Apesar da literatura atual apresentar diversos estudos que comparam os dispositivos de osteossíntese e os diversos aspectos cirúrgicos, não são encontradas referências específicas a respeito do momento ideal para a descarga parcial de peso na postura ortostática. O objetivo deste estudo foi verificar, entre os ortopedistas brasileiros, qual ou quais são os métodos de osteossíntese adotados para o tratamento de fraturas expostas de tíbia, quando indicam o tratamento fisioterápico, quando e quais fatores influem para liberar a descarga parcial em ortostase, tanto para a função quanto para a fisioterapia.

Materiais e métodos

Durante os três dias do XIV Congresso Brasileiro de Trauma Ortopédico realizado em Curitiba, em maio/2008, foram entrevistados 235 ortopedistas por meio de um questionário que abordava diversos aspectos do tratamento de fraturas expostas diafisárias da tíbia.

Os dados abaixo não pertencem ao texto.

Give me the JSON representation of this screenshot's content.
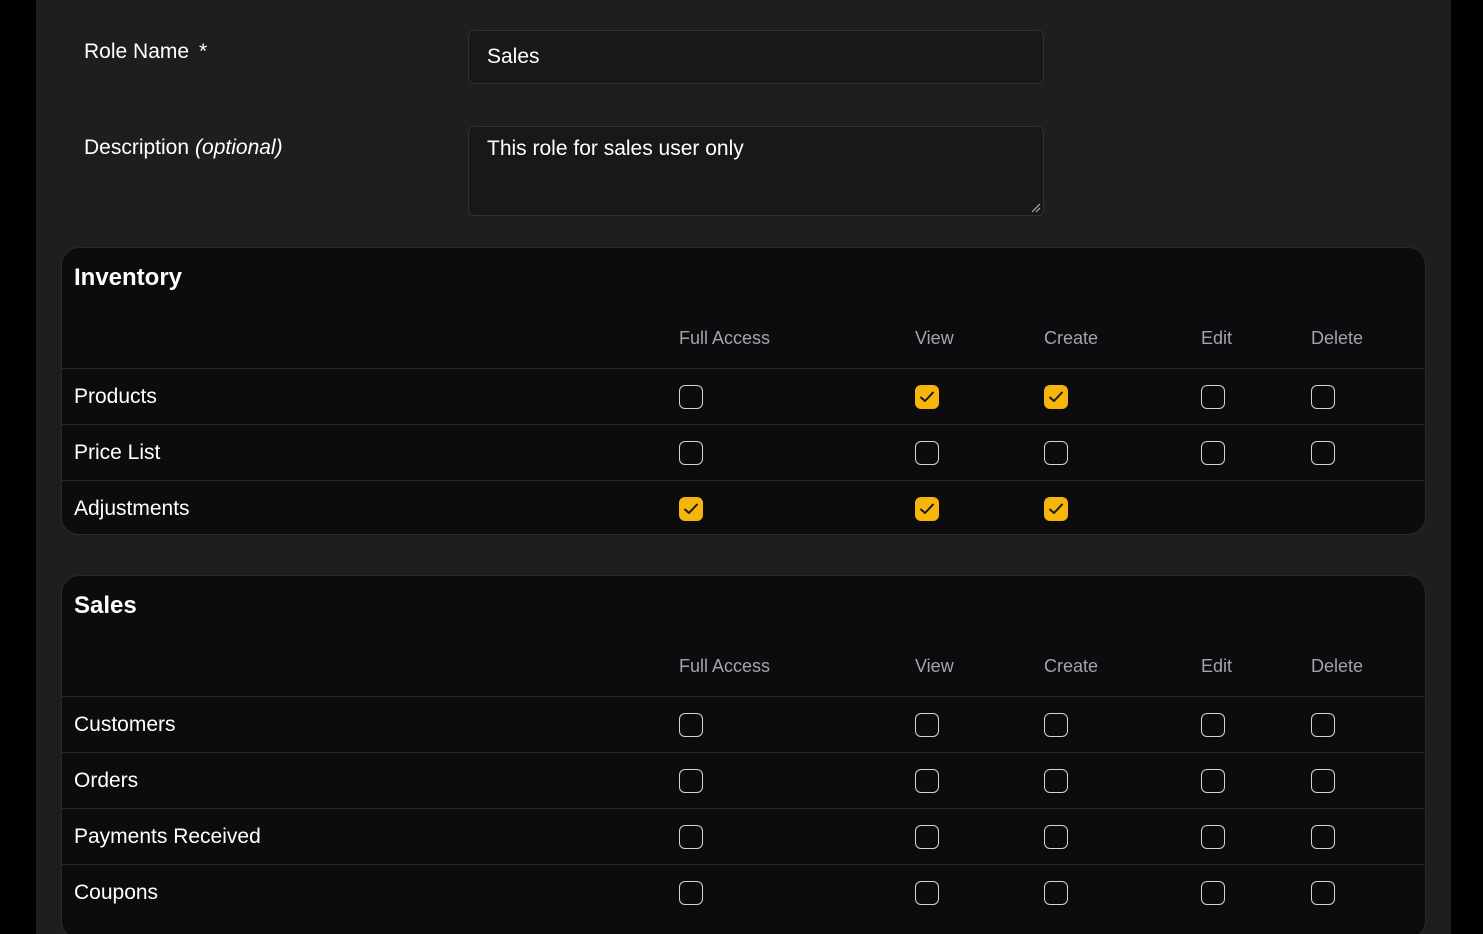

Foram escolhidos como critérios de inclusão para este estudo: presença do médico ortopedista brasileiro no congresso e ainda aceite e assinatura do termo de consentimento livre e esclarecido, aprovado juntamente com o questionário. Os critérios de exclusão foram: médicos residentes e estudantes de medicina. A adesão ao estudo foi voluntária, e a identidade dos participantes foi mantida em sigilo.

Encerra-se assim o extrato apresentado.